There is absolutely nothing new that can be said about Madonna. For three decades, this force of nature from outside Detroit has held the pop music world captive, with a creative and commercial track record that’s matched or surpassed by no other female artist. Unfortunately, we’re now at the point where one could probably say the same about her music-what new can be said about it? Especially when not much has changed about it within the last decade? Kinda disappointing when you think back and realize that there was a time (trust me, I was there,) when Madge was the queen of reinvention, and you couldn’t wait to hear what guise she’d adopt for her latest work.

Maybe it’s fair to say that at 53 years of age and with a lengthy career behind her—there’s nothing more she can do. Which is fine-maybe I just need some time to adjust to the fact that Madonna will never surprise me again. Unfortunately, that also means that new records from her are becoming less important as the years go by. Looking at her last four studio albums-Music, American Life, Confessions On A Dance Floor, Hard Candy-it would be hard to grab a full disc’s worth of great material from all of them combined. The trend doesn’t reverse with Madonna’s latest disc, MDNA. While it’s not the wholesale throwaway I thought it was going to be, it’s still not very good.

When the first crop of artists to be influenced by Madonna popped up in the late Nineties-think Britney, Jessica, et.al., Madge acknowledged their presence and kept moving in her own direction. With GaGa, Katy and Ke$ha pushing the envelope in terms of outrageousness (honoring Madonna in a more direct fashion,) Madge has now decided to fight back. As several of the Popblerd team mentioned in a recent paragraph, Madonna has officially stepped away from leading the pack and now appears to be following. It’s weird for an artist to appear to be trailing behind artists who they themselves influenced, but I could hear anyone of the electronic jams on MDNA (which is synthesized within an inch of it’s life) being sung by many of today’s pop princesses.

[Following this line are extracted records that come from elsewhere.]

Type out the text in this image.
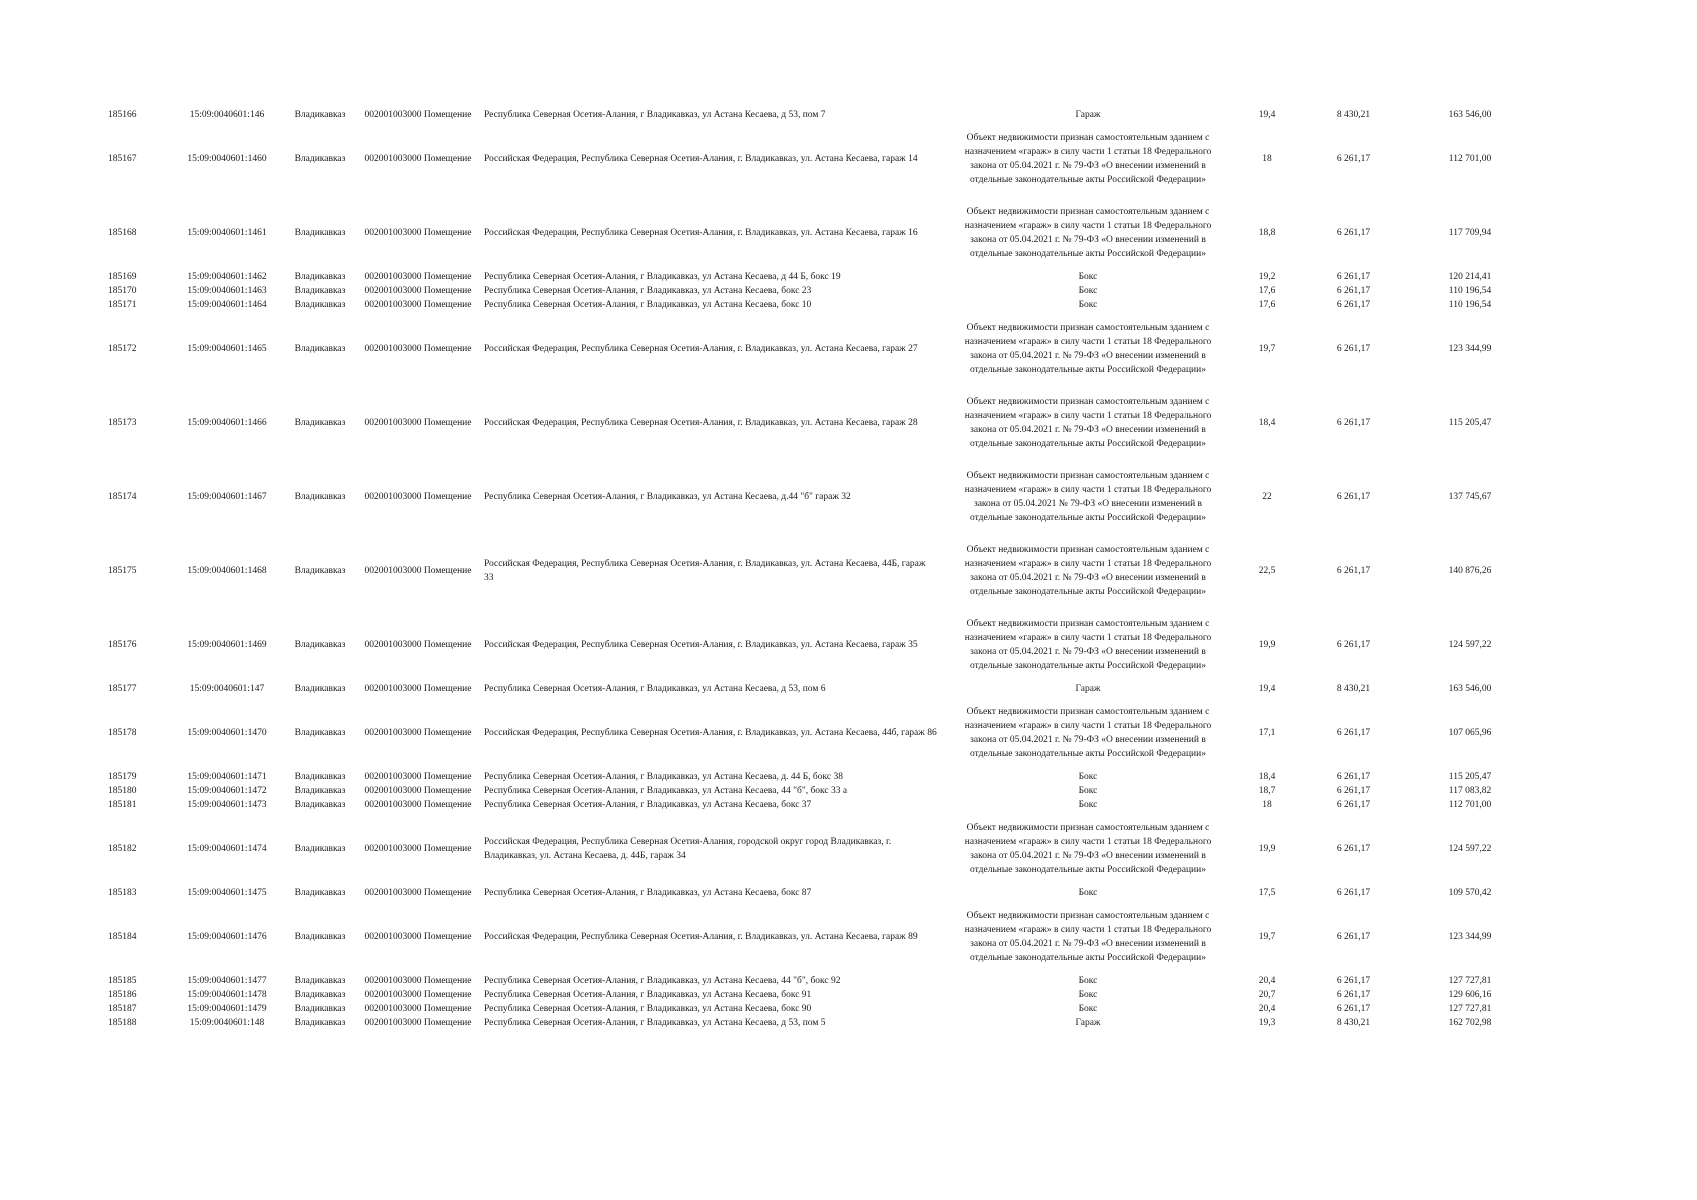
185166	15:09:0040601:146	Владикавказ	002001003000 Помещение	Республика Северная Осетия-Алания, г Владикавказ, ул Астана Кесаева, д 53, пом 7	Гараж	19,4	8 430,21	163 546,00

185167	15:09:0040601:1460	Владикавказ	002001003000 Помещение	Российская Федерация, Республика Северная Осетия-Алания, г. Владикавказ, ул. Астана Кесаева, гараж 14	Объект недвижимости признан самостоятельным зданием с назначением «гараж» в силу части 1 статьи 18 Федерального закона от 05.04.2021 г. № 79-ФЗ «О внесении изменений в отдельные законодательные акты Российской Федерации»	18	6 261,17	112 701,00

185168	15:09:0040601:1461	Владикавказ	002001003000 Помещение	Российская Федерация, Республика Северная Осетия-Алания, г. Владикавказ, ул. Астана Кесаева, гараж 16	Объект недвижимости признан самостоятельным зданием с назначением «гараж» в силу части 1 статьи 18 Федерального закона от 05.04.2021 г. № 79-ФЗ «О внесении изменений в отдельные законодательные акты Российской Федерации»	18,8	6 261,17	117 709,94

185169	15:09:0040601:1462	Владикавказ	002001003000 Помещение	Республика Северная Осетия-Алания, г Владикавказ, ул Астана Кесаева, д 44 Б, бокс 19	Бокс	19,2	6 261,17	120 214,41

185170	15:09:0040601:1463	Владикавказ	002001003000 Помещение	Республика Северная Осетия-Алания, г Владикавказ, ул Астана Кесаева, бокс 23	Бокс	17,6	6 261,17	110 196,54

185171	15:09:0040601:1464	Владикавказ	002001003000 Помещение	Республика Северная Осетия-Алания, г Владикавказ, ул Астана Кесаева, бокс 10	Бокс	17,6	6 261,17	110 196,54

185172	15:09:0040601:1465	Владикавказ	002001003000 Помещение	Российская Федерация, Республика Северная Осетия-Алания, г. Владикавказ, ул. Астана Кесаева, гараж 27	Объект недвижимости признан самостоятельным зданием с назначением «гараж» в силу части 1 статьи 18 Федерального закона от 05.04.2021 г. № 79-ФЗ «О внесении изменений в отдельные законодательные акты Российской Федерации»	19,7	6 261,17	123 344,99

185173	15:09:0040601:1466	Владикавказ	002001003000 Помещение	Российская Федерация, Республика Северная Осетия-Алания, г. Владикавказ, ул. Астана Кесаева, гараж 28	Объект недвижимости признан самостоятельным зданием с назначением «гараж» в силу части 1 статьи 18 Федерального закона от 05.04.2021 г. № 79-ФЗ «О внесении изменений в отдельные законодательные акты Российской Федерации»	18,4	6 261,17	115 205,47

185174	15:09:0040601:1467	Владикавказ	002001003000 Помещение	Республика Северная Осетия-Алания, г Владикавказ, ул Астана Кесаева, д.44 "б" гараж 32	Объект недвижимости признан самостоятельным зданием с назначением «гараж» в силу части 1 статьи 18 Федерального закона от 05.04.2021 № 79-ФЗ «О внесении изменений в отдельные законодательные акты Российской Федерации»	22	6 261,17	137 745,67

185175	15:09:0040601:1468	Владикавказ	002001003000 Помещение	Российская Федерация, Республика Северная Осетия-Алания, г. Владикавказ, ул. Астана Кесаева, 44Б, гараж 33	Объект недвижимости признан самостоятельным зданием с назначением «гараж» в силу части 1 статьи 18 Федерального закона от 05.04.2021 г. № 79-ФЗ «О внесении изменений в отдельные законодательные акты Российской Федерации»	22,5	6 261,17	140 876,26

185176	15:09:0040601:1469	Владикавказ	002001003000 Помещение	Российская Федерация, Республика Северная Осетия-Алания, г. Владикавказ, ул. Астана Кесаева, гараж 35	Объект недвижимости признан самостоятельным зданием с назначением «гараж» в силу части 1 статьи 18 Федерального закона от 05.04.2021 г. № 79-ФЗ «О внесении изменений в отдельные законодательные акты Российской Федерации»	19,9	6 261,17	124 597,22

185177	15:09:0040601:147	Владикавказ	002001003000 Помещение	Республика Северная Осетия-Алания, г Владикавказ, ул Астана Кесаева, д 53, пом 6	Гараж	19,4	8 430,21	163 546,00

185178	15:09:0040601:1470	Владикавказ	002001003000 Помещение	Российская Федерация, Республика Северная Осетия-Алания, г. Владикавказ, ул. Астана Кесаева, 44б, гараж 86	Объект недвижимости признан самостоятельным зданием с назначением «гараж» в силу части 1 статьи 18 Федерального закона от 05.04.2021 г. № 79-ФЗ «О внесении изменений в отдельные законодательные акты Российской Федерации»	17,1	6 261,17	107 065,96

185179	15:09:0040601:1471	Владикавказ	002001003000 Помещение	Республика Северная Осетия-Алания, г Владикавказ, ул Астана Кесаева, д. 44 Б, бокс 38	Бокс	18,4	6 261,17	115 205,47

185180	15:09:0040601:1472	Владикавказ	002001003000 Помещение	Республика Северная Осетия-Алания, г Владикавказ, ул Астана Кесаева, 44 "б", бокс 33 а	Бокс	18,7	6 261,17	117 083,82

185181	15:09:0040601:1473	Владикавказ	002001003000 Помещение	Республика Северная Осетия-Алания, г Владикавказ, ул Астана Кесаева, бокс 37	Бокс	18	6 261,17	112 701,00

185182	15:09:0040601:1474	Владикавказ	002001003000 Помещение	Российская Федерация, Республика Северная Осетия-Алания, городской округ город Владикавказ, г. Владикавказ, ул. Астана Кесаева, д. 44Б, гараж 34	Объект недвижимости признан самостоятельным зданием с назначением «гараж» в силу части 1 статьи 18 Федерального закона от 05.04.2021 г. № 79-ФЗ «О внесении изменений в отдельные законодательные акты Российской Федерации»	19,9	6 261,17	124 597,22

185183	15:09:0040601:1475	Владикавказ	002001003000 Помещение	Республика Северная Осетия-Алания, г Владикавказ, ул Астана Кесаева, бокс 87	Бокс	17,5	6 261,17	109 570,42

185184	15:09:0040601:1476	Владикавказ	002001003000 Помещение	Российская Федерация, Республика Северная Осетия-Алания, г. Владикавказ, ул. Астана Кесаева, гараж 89	Объект недвижимости признан самостоятельным зданием с назначением «гараж» в силу части 1 статьи 18 Федерального закона от 05.04.2021 г. № 79-ФЗ «О внесении изменений в отдельные законодательные акты Российской Федерации»	19,7	6 261,17	123 344,99

185185	15:09:0040601:1477	Владикавказ	002001003000 Помещение	Республика Северная Осетия-Алания, г Владикавказ, ул Астана Кесаева, 44 "б", бокс 92	Бокс	20,4	6 261,17	127 727,81

185186	15:09:0040601:1478	Владикавказ	002001003000 Помещение	Республика Северная Осетия-Алания, г Владикавказ, ул Астана Кесаева, бокс 91	Бокс	20,7	6 261,17	129 606,16

185187	15:09:0040601:1479	Владикавказ	002001003000 Помещение	Республика Северная Осетия-Алания, г Владикавказ, ул Астана Кесаева, бокс 90	Бокс	20,4	6 261,17	127 727,81

185188	15:09:0040601:148	Владикавказ	002001003000 Помещение	Республика Северная Осетия-Алания, г Владикавказ, ул Астана Кесаева, д 53, пом 5	Гараж	19,3	8 430,21	162 702,98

A recent Rolling Stone review called MDNA Madonna’s breakup album, and the lyrics definitely are a lot more pointed than the average Madonna album. On the few moments of real emotion you can get from all the machinery, Madge seems bitter-“Gang Bang” suggests that Guy Ritchie should watch his back. It also suggests that Madonna has been listening to Britney Spears’ last two or three albums. One other thing worth mentioning is that Madge could probably use a creative writing class-seems like at least one lyric in each song either references or is directly lifted from a previous Madonna record. We all got into the groove back in ’85, lady…time to take us somewhere else.

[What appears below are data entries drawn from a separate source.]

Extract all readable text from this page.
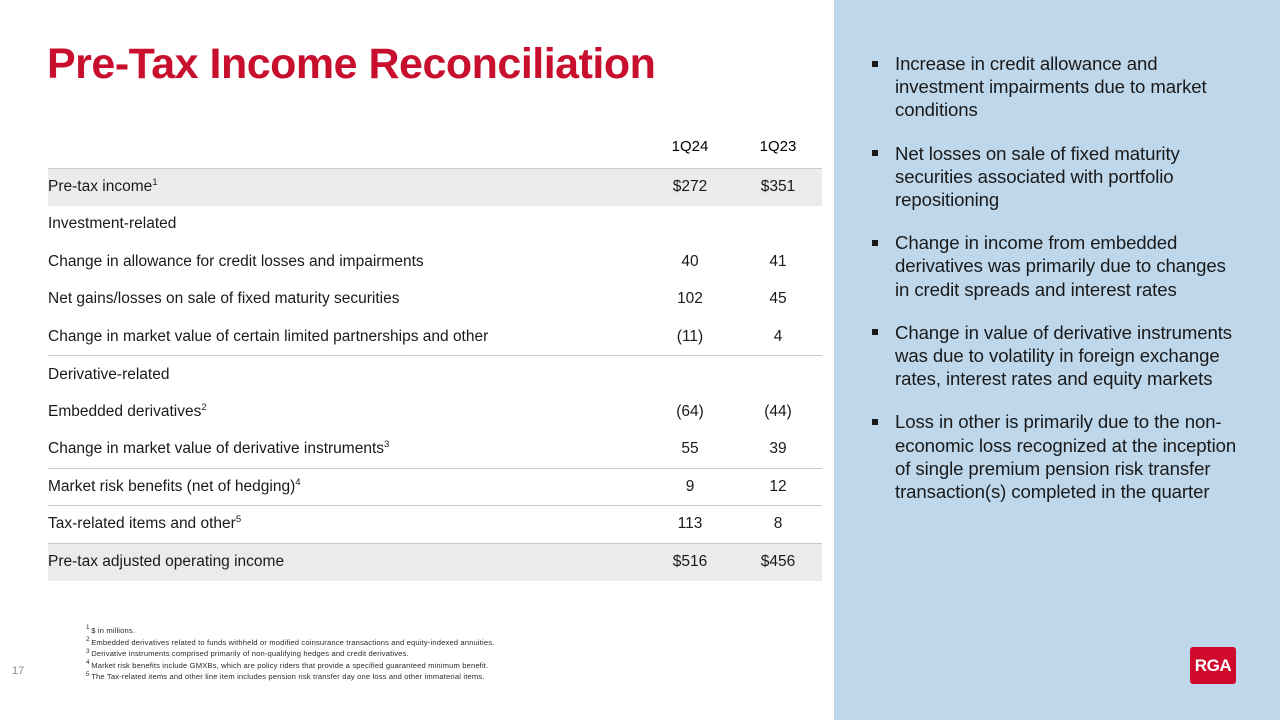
Pre-Tax Income Reconciliation
	1Q24	1Q23
Pre-tax income$^1$	$272	$351
Investment-related		
Change in allowance for credit losses and impairments	40	41
Net gains/losses on sale of fixed maturity securities	102	45
Change in market value of certain limited partnerships and other	(11)	4
Derivative-related		
Embedded derivatives$^2$	(64)	(44)
Change in market value of derivative instruments$^3$	55	39
Market risk benefits (net of hedging)$^4$	9	12
Tax-related items and other$^5$	113	8
Pre-tax adjusted operating income	$516	$456
$^1$ $ in millions.
$^2$ Embedded derivatives related to funds withheld or modified coinsurance transactions and equity-indexed annuities.
$^3$ Derivative instruments comprised primarily of non-qualifying hedges and credit derivatives.
$^4$ Market risk benefits include GMXBs, which are policy riders that provide a specified guaranteed minimum benefit.
$^5$ The Tax-related items and other line item includes pension risk transfer day one loss and other immaterial items.
17
Increase in credit allowance and investment impairments due to market conditions
Net losses on sale of fixed maturity securities associated with portfolio repositioning
Change in income from embedded derivatives was primarily due to changes in credit spreads and interest rates
Change in value of derivative instruments was due to volatility in foreign exchange rates, interest rates and equity markets
Loss in other is primarily due to the non-economic loss recognized at the inception of single premium pension risk transfer transaction(s) completed in the quarter
RGA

Not to say this album is without pleasure. I’ll admit that I’m generally not predisposed to loving modern pop-dance music, and MDNA is certainly not awful if that’s your thing. That said, the best song (to my ears) is “Masterpiece,” a gentle, lilting ballad that suggests Madonna classics like “I’ll Remember” and “Take a Bow” and was originally recorded for her directorial film debut, “We.” The regretful “I Fucked Up” is another winner, and lest you all paint me as a dance-pop spoil sport, “I Don’t Give A” is a fun uptempo track, with Madonna spitting rapid fire verses-it’s kind of like “American Life”-but good. The track features a rap by Nicki Minaj, which also happens to be the worst thing about said track. Neither of the album’s guests (Nicki or M.I.A.-both of whom appear twice) make much of an impact. They seem to be enlisted just for cred purposes.

At any rate, MDNA is one of those situations where I’m extremely thankful for the advances that have been made in technology and the music industry in the past decade and change. If this was 2002, I’d have bought the album and been very disappointed. I’d ultimately have wound up either letting it collect dust in my collection or selling it back for pennies on the dollar. Now, I got to listen to the album on Spotify, discover which songs I actually liked, go onto Amazon MP3, download them, and we’re all happy. With that in mind, I’ll be somewhat charitable and give Madonna’s latest album a C.